If there's been an upswing in his life professionally, it's true of his personal life, too. Murphy's only marriage—to Jean Davis in1978— ended in divorce after two years. "I got married for the wrong reasons," he says. "I got married out of fear, not out of love. Fear of losing a person I felt I needed to support me in life, emotionally. I didn't know how to stand on my own two feet."

Does he mean it's better to be alone?

"It's not possible to grow as rapidly on your own. The greatest thrills I've ever experienced are from that marriage. If you're alone, you're not being challenged. But I was a fortress: No one could get through to me emotionally."

Murphy thinks his fortress mentality came from his Jonesboro, Ark., childhood. His parents ran a women's apparel business. Ben was practically an only child–his brother, Timothy, a law student, is nearly 15 years younger. "Part of my childhood psychology was that I would never depend on anyone. I decided that I did not belong, I wasn't as good as they were. Eventually, that became my I'm-better-than-they-are attitude. You know, distancing myself.

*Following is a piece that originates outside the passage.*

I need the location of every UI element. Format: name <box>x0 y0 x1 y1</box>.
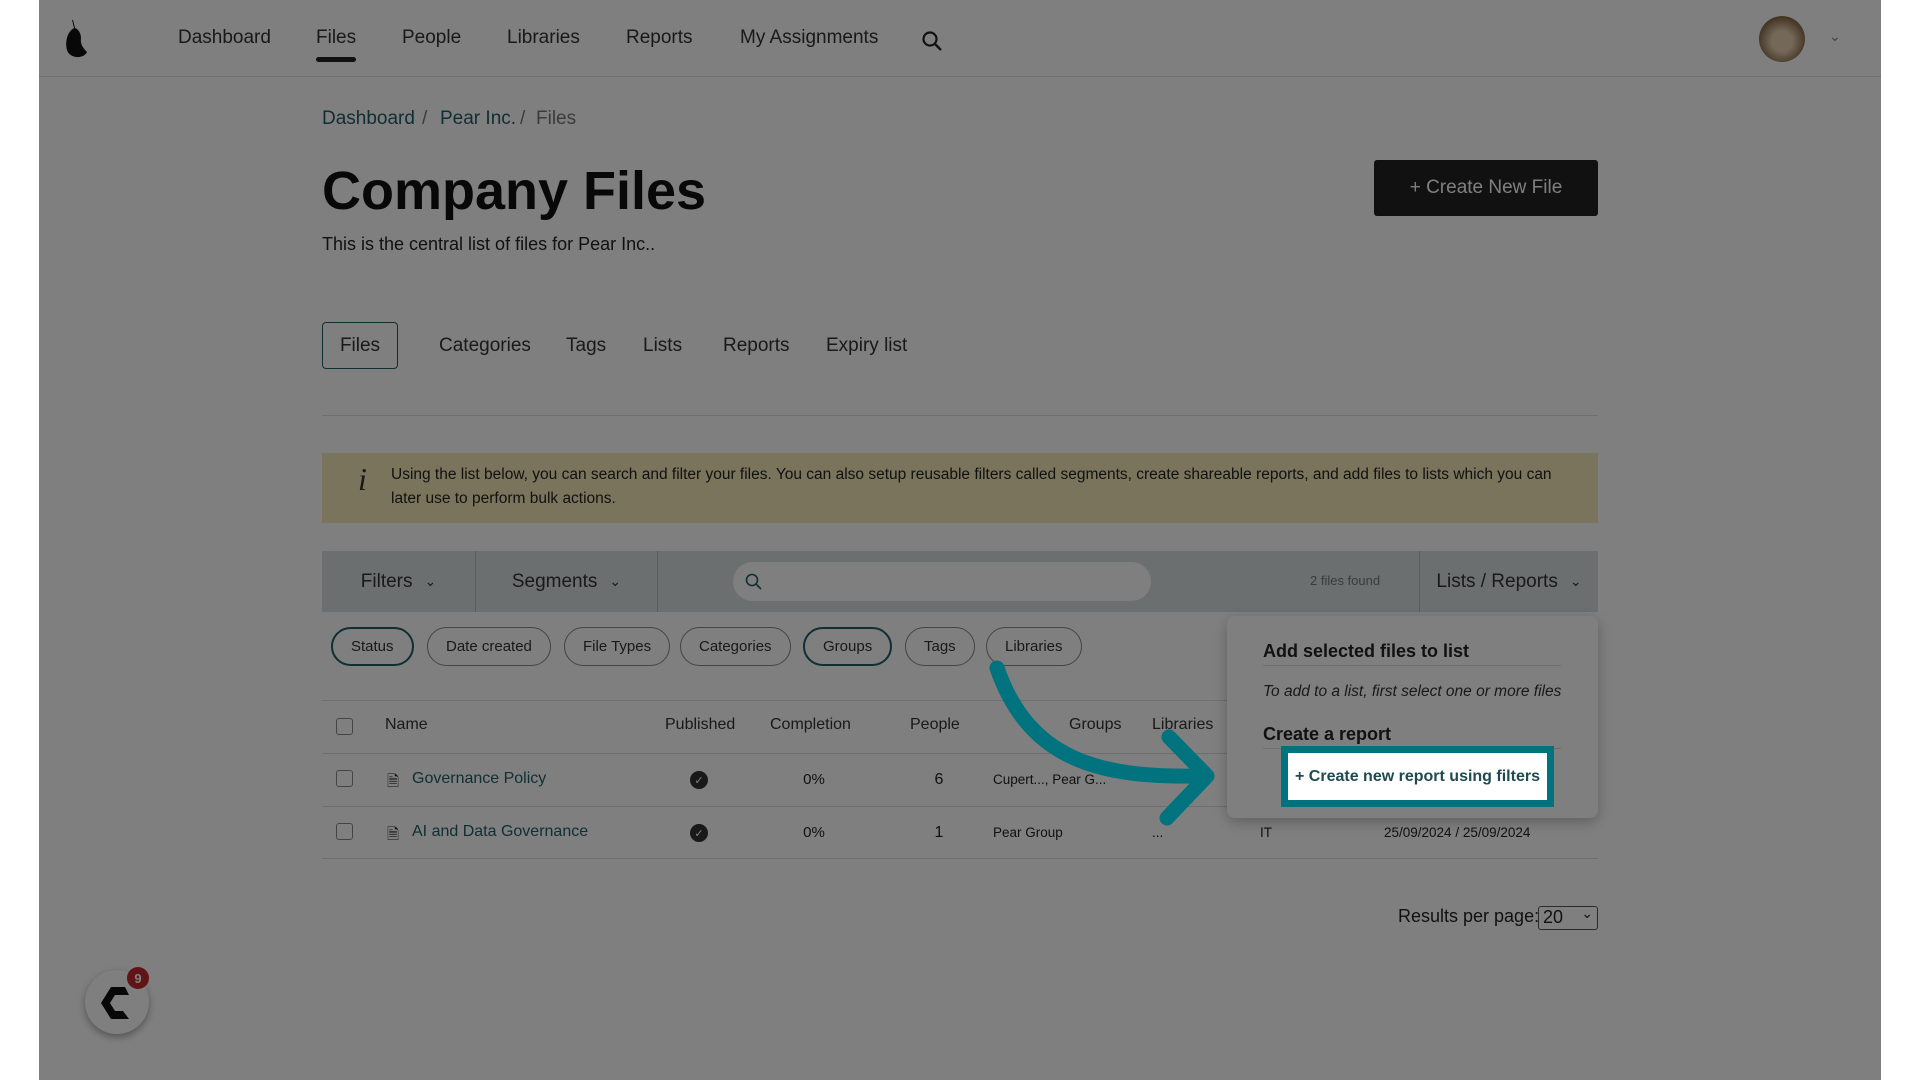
app: Dashboard Files People Libraries Reports… <box>39 0 1881 1080</box>
arrow-pointer-icon <box>989 660 1215 826</box>
create-report-using-filters-button[interactable]: + Create new report using filters <box>1288 753 1547 800</box>
create-report-highlight: + Create new report using filters <box>1281 746 1554 807</box>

"I was such a loner. I couldn't express myself in my life, but as an actor I could do it in a role. I've learned a lot about myself through tennis. If I put pressure on myself to win a game, I'm adding to my problems. But if I say, ‘I'm just going to enjoy this and see what happens,' I play my best tennis. The same thing works in acting.

Eager for other challenges, Murphy talks about marriage and having children. "I may be a father at a very late age," he says with a glance at Linda. "I may have children because I want to have them. It would have been a lot worse if they had me as a father at 20 or 30. I was always the most difficult person to work with."

By winning in life, Murphy doesn't have to worry about winning with Lottery.